Startup explorations #16 / The 7-day audience building challenge: How I’m making recommendations

In my last post I wrote about testing this ever-evolving idea I’ve been writing about here by actually running a few people through a weeklong Twitter challenge. I’m running all of it in a Slack workspace, which is all running smoothly so far with four participants of various stripes. Naturally, promising actual “audience-building” is a tall order, so we focus instead on things we can actually control: I like to think of it as helping people build a habit of regular community engagement. It is meant for creator types who need an audience but would rather not have to think about it.

The heart of the project, if it turns out to be viable, is a personalized recommendation system that gives you a daily goal or challenge, along with recommending other users and conversations that a user might be into. I’m doing this manually right now by looking at each profile in advance and trying to get a sense of what each one is about as quickly as I can. I look at who they’ve recently followed, what they’ve recently responded to, etc., and adjust my recommendations accordingly. For example, if you already tweet regularly but don’t reply much, I’ll handpick a few ongoing conversations and make you respond to one or another. Otherwise I stick to a default plan.

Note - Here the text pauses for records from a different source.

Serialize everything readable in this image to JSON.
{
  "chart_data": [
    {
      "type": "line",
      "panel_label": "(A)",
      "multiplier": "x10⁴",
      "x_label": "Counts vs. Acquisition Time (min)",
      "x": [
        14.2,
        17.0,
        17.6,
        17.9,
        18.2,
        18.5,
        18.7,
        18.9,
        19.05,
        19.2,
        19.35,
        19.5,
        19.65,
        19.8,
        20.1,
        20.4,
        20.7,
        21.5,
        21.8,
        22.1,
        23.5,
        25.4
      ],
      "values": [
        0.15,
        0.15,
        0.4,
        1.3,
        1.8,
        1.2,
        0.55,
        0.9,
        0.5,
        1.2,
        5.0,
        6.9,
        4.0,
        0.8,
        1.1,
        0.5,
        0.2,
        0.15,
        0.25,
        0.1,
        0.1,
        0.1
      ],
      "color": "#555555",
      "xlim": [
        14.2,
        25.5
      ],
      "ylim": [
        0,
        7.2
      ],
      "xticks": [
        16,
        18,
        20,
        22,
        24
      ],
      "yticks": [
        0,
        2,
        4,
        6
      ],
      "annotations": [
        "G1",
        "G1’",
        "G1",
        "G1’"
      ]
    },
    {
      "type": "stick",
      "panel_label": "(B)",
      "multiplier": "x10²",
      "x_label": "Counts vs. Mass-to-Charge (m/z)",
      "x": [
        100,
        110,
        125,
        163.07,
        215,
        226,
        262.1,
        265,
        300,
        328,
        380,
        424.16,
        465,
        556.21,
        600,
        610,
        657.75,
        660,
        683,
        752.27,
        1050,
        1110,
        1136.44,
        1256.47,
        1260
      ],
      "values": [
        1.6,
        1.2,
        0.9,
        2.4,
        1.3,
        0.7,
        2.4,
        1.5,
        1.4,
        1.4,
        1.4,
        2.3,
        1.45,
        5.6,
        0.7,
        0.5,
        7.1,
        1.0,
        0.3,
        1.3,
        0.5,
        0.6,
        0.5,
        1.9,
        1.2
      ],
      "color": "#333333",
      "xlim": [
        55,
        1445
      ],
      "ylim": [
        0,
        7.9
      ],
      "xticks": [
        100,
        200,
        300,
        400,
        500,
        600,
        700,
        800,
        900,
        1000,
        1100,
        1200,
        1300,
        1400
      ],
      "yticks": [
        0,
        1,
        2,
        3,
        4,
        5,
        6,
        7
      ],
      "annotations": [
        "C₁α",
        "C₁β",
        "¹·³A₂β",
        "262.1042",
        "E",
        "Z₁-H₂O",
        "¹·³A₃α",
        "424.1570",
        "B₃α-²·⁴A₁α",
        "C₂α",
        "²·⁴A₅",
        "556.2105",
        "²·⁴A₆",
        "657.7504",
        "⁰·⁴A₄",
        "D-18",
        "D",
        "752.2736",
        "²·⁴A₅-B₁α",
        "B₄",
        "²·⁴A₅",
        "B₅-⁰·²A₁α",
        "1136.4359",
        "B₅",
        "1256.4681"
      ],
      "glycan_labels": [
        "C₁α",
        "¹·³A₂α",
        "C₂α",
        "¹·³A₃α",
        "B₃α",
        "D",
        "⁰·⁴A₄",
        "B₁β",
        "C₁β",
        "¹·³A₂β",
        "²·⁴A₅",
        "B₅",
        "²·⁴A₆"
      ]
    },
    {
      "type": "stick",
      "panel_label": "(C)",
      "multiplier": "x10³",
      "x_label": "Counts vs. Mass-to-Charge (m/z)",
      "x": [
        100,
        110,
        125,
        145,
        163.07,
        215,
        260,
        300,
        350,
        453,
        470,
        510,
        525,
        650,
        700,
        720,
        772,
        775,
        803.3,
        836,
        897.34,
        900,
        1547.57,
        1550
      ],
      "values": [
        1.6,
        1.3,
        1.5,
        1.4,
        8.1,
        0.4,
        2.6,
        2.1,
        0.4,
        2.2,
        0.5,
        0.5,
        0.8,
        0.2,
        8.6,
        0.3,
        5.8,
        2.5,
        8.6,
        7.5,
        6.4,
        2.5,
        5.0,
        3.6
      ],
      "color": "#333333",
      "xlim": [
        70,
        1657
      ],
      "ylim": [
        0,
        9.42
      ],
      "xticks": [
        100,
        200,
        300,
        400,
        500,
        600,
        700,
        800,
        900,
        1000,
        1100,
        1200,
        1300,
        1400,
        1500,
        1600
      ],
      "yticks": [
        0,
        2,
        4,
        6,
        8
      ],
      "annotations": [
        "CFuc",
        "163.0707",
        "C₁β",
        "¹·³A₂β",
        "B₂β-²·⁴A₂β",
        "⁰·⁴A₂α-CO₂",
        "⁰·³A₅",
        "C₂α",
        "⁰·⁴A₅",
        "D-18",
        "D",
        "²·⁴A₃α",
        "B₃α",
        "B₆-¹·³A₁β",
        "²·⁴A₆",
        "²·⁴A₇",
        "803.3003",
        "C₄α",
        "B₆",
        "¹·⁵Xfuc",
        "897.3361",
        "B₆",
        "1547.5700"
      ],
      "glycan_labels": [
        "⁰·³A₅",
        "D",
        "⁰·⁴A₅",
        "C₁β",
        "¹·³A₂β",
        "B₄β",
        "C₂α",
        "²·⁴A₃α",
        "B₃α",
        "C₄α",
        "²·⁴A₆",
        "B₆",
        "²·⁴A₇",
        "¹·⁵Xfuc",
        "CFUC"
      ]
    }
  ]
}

I’m trying to recommend profiles that have been active recently, are engaging with other users, and especially those who ask questions in public or invite feedback. I’m also trying to get a good mix of profiles that have roughly a similar follower count, and some larger accounts as well who engage with smaller accounts (this is not all that common). To make things more interesting, I also include a little randomness. Obviously, as a human, I can’t do all of the above very efficiently, but there might be something in a system that can respond to what you’re doing and make very good suggestions.

Startup explorations #15 / The 7-day audience building challenge

This week we’re shaking things up a bit by actually implementing the project idea on a small, small scale as a way to validate it. Obviously nothing at all has been built yet—so I’ll be doing everything manually. I will personally walk a handful of real, live users through meeting daily Twitter goals over seven days. The goal is to help these users get a habit started of regularly engaging with people on Twitter, in the hope of growing their own personal communities.

Specifically, here’s what I’ll do for each user:

  1. Give them a daily goal to meet.
  2. Recommend people for them to follow.
  3. Recommend conversations for them to engage in.
  4. Give ideas about what to post.
  5. Send a reminder when they forget or miss a goal.
  6. Track their progress daily.

In addition to the above, I’ll be analyzing their profiles as carefully as I can to guide my recommendations. The main challenge here for me will be keeping track of everything (and in different time zones), and meticulously crafting a decent user experience, but I think by the end of seven days we’ll get a good idea about the validity of the project and how to move forward.

I’ve created a very simple form to collect basic user info, with a link to a Slack workspace from which I’ll be running everything. I’ve no idea what to expect, but this is an exciting next step in the project where I get to actually test the ideas I’ve been brewing and see how they fare against reality. Once again I refer to Derek Sivers for inspiration: you can get started right now by just helping one or a handful of people.